The Institute claimed organic farmers in the US were being left out of pocket by cheap imports fraudulently labelled as organic, while complaints to the NOP were being ignored.

It called for the replacement of the current management led by USDA deputy administrator Miles McEvoy, urging the agency to make a "clean break from the record of corruption during the Obama administration".

"Just this week you said of American farmers that if "they can grow it, we're here to sell it". That promise is fading in the organic sector for ethical organic farmers and we need your swift intervention," Will Fantle, co-director of The Cornucopia Institute, said in the letter. "The organic sector has grown to more than $40bn/year. But increasingly, that market belongs to foreign imports and those willing to cheat or skirt federal regulations."

The letter to Perdue follows an investigative report by The Washington Post, which details how easy it has been for exporters to sell gross amounts of fraudulent commodities into the US markets.

The report cites that soybeans have entered the US with labels claiming they were organic when in fact they weren't. The fraudulent mislabelling, along with a fake USDA Organic designation, boosted the soybeans' value by approximately $4m, "creating a windfall for at least one company in the supply chain", the report says. The US-based broker told the newspaper it may have been provided with false certification documents.

The *Post *also found two other examples of "multibillion dollar metamorphosis" of grain imports, demonstrating "weaknesses in the way that the United States ensures that what is sold as 'USDA Organic' is really organic". The products all arrived via Turkey and were largely destined to become animal feed for organic animals.

According to the report, the USDA said it was investigating fraudulent organic grain shipments, adding that their system for guarding against food fraud is robust.

However, documentation tracing products back to source is not required for a USDA Organic certificate and no sanctions have been issued for the import of fraudulent grain, the Post notes.

It adds: "Regardless of where organics come from, critics say, the system suffers from multiple weaknesses in enforcement: Farmers hire their own inspection companies; most inspections are announced days or weeks in advance and lack the element of surprise; and testing for pesticides is the exception rather than the rule."

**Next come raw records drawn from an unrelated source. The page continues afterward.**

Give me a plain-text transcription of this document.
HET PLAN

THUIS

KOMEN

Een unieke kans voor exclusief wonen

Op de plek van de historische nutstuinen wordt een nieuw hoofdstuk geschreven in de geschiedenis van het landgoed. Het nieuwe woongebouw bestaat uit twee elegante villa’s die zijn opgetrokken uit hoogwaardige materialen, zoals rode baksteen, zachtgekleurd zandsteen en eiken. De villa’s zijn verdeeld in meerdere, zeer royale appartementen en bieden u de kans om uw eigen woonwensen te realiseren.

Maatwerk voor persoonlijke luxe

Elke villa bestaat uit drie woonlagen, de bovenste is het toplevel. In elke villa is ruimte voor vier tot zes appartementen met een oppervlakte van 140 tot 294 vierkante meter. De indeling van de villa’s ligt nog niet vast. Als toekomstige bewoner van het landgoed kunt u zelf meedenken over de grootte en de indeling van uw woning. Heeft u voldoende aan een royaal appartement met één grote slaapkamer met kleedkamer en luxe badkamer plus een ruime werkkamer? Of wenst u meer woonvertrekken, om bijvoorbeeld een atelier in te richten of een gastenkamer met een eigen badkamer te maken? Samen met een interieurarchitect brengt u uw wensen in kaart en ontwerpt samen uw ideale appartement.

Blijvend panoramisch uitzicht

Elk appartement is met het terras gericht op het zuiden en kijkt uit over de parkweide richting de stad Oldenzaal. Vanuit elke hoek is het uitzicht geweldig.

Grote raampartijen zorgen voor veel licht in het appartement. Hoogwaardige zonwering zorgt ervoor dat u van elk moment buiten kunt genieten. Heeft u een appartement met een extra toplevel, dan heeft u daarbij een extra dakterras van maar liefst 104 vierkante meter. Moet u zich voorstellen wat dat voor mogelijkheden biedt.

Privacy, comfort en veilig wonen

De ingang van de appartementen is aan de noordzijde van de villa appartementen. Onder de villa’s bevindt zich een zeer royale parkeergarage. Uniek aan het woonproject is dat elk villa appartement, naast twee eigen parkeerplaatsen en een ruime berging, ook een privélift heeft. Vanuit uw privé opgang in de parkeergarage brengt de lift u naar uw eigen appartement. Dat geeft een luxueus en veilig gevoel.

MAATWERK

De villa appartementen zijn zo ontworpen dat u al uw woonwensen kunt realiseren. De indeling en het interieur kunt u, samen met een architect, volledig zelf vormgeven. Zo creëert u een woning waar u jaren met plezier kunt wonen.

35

The report continues: "These vulnerabilities are magnified with imported products, which often involve more middlemen, each of whom could profit by relabelling conventional goods as 'organic'. The temptation could be substantial, too: products with a 'USDA Organic' label routinely sell for twice the price of their conventional counterparts."

Earlier this month the Post also published an investigative report questioning the labelling of organic milk and claiming factory farms in the US were not living up to organic principles.

"This is the second organic major-league scandal uncovered this month by The Washington Post and it confirms a longstanding pattern of negligence and corruption documented by our researchers," said Cornucopia's Fantle in a statement.

The Institute said it had filed numerous complaints seeking to force the USDA to examine a wide range of alleged wrong doings but it said these were often dismissed or penalties were negotiated down.

"Clearly there is a hunger by many in America for food that is safer and more nutrient-dense. But consumers are being cheated and ethical farmers are being robbed of income while the USDA fails to vigorously defend, as charged by Congress, organic integrity," Fantle said.

The Cornucopia Institute has also requested that the Office of Inspector General investigate activities of the NOP, saying "it continues to appear that the NOP, under USDA direction, is a program violating the will of Congress and betraying stakeholders in the organic industry".